Hot Melt Rubberised Bitumen membranes continue to take a growing share of the inverted roofing market together with structural decks such as balconies and podiums, by offering value for money and long term permanent solutions. Some experts claim that this product has taken more than 45% of a market sector once dominated by mastic asphalt.

The two products are very similar, both offering seamless application and incredible longevity, but the price differential, on average some 50% lower for Hot Melt has been a deciding factor in its rapid growth over the last 20 years.

Hot melt is a membrane that is applied as a hot liquid directly to a prepared structural deck to create a completely seamless, monolithic layer. It is suitable for use as the waterproofing layer for most new build and refurbishment flat roofing applications.

The most common application of hot melt is an inverted roof system where the membrane is laid directly on the deck and insulation is laid on top, weighed down with ballast materials such as 20-40mm gravel or 50mm paving slabs.
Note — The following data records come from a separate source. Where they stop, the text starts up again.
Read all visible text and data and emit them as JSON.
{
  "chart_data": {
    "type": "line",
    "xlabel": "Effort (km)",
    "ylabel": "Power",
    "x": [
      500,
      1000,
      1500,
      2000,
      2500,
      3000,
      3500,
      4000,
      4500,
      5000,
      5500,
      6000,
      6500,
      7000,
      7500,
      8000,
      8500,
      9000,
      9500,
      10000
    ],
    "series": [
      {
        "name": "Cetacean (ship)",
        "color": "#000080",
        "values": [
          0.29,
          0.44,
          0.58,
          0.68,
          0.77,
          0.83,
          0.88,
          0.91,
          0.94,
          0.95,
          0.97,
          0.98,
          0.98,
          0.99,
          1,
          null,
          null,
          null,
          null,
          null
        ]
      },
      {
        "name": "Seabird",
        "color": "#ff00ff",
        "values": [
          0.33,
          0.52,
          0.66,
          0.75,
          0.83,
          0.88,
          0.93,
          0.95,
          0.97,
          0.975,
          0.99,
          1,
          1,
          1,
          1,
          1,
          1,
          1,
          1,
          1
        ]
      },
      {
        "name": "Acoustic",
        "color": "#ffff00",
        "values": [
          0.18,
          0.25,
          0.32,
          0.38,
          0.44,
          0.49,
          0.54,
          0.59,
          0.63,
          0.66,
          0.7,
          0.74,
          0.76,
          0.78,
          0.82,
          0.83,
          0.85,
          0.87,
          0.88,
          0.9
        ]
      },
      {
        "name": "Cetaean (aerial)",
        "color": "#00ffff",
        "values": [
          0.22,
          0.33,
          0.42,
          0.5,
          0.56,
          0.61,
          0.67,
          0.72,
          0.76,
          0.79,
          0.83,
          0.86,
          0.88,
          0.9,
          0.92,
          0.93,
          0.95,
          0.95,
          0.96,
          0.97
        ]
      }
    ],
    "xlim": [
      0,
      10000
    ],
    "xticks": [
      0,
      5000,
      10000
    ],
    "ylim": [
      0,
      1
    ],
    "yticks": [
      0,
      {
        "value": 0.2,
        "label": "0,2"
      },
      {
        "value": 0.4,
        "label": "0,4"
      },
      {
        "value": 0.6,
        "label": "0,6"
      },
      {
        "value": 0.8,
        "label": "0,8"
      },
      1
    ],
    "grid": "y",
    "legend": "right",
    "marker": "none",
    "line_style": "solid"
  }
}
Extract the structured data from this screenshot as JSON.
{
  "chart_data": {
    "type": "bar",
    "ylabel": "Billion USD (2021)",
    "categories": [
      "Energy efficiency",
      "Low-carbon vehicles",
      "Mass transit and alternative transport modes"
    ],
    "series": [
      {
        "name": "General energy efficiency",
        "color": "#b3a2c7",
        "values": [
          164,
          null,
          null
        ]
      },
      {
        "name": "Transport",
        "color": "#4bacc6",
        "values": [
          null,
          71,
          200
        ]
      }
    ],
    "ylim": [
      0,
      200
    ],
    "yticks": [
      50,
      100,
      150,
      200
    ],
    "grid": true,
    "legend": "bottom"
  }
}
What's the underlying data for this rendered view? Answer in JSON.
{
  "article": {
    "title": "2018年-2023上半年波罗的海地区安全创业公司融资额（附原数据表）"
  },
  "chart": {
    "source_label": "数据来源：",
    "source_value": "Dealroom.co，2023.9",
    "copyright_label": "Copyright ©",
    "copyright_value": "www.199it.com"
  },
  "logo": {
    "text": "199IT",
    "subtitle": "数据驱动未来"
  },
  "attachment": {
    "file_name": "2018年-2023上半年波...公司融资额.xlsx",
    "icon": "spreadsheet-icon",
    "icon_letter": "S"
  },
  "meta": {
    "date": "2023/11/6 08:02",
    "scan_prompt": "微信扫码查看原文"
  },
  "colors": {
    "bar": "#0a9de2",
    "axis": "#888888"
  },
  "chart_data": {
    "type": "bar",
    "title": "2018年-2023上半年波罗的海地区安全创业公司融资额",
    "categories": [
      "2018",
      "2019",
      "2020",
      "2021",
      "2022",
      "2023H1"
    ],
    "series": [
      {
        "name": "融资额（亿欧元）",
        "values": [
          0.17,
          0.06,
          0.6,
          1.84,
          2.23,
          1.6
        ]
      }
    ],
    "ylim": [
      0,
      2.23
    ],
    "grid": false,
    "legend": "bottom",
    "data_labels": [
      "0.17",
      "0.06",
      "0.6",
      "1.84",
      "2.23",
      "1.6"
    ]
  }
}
Hot melt inverted roofs have many benefits, not least that they can be completely flat.

With an increasing market demand for roofs that fulfil multiple purposes; plant installation, public amenity, access, even storage, there is a need for cost-effective, robust, long lasting, structural waterproofing solutions. Hot melt waterproofing systems have a proven track record of life expectancy, performance, tolerance to wide extremes of weather and generate excellent return on investment.

Hot Melt systems such as those manufactured and supplied by Proteus Waterproofing are also being increasingly used under green roofs. The seamless application which also prevents tracking makes it the ideal membrane for such applications where replacement costs could prove prohibitive in the event of failure.

It is yet another reason why Hot Melt continues to grab market share from mastic asphalt which has traditionally been the membrane of choice for green roofs – but not it seems for much longer.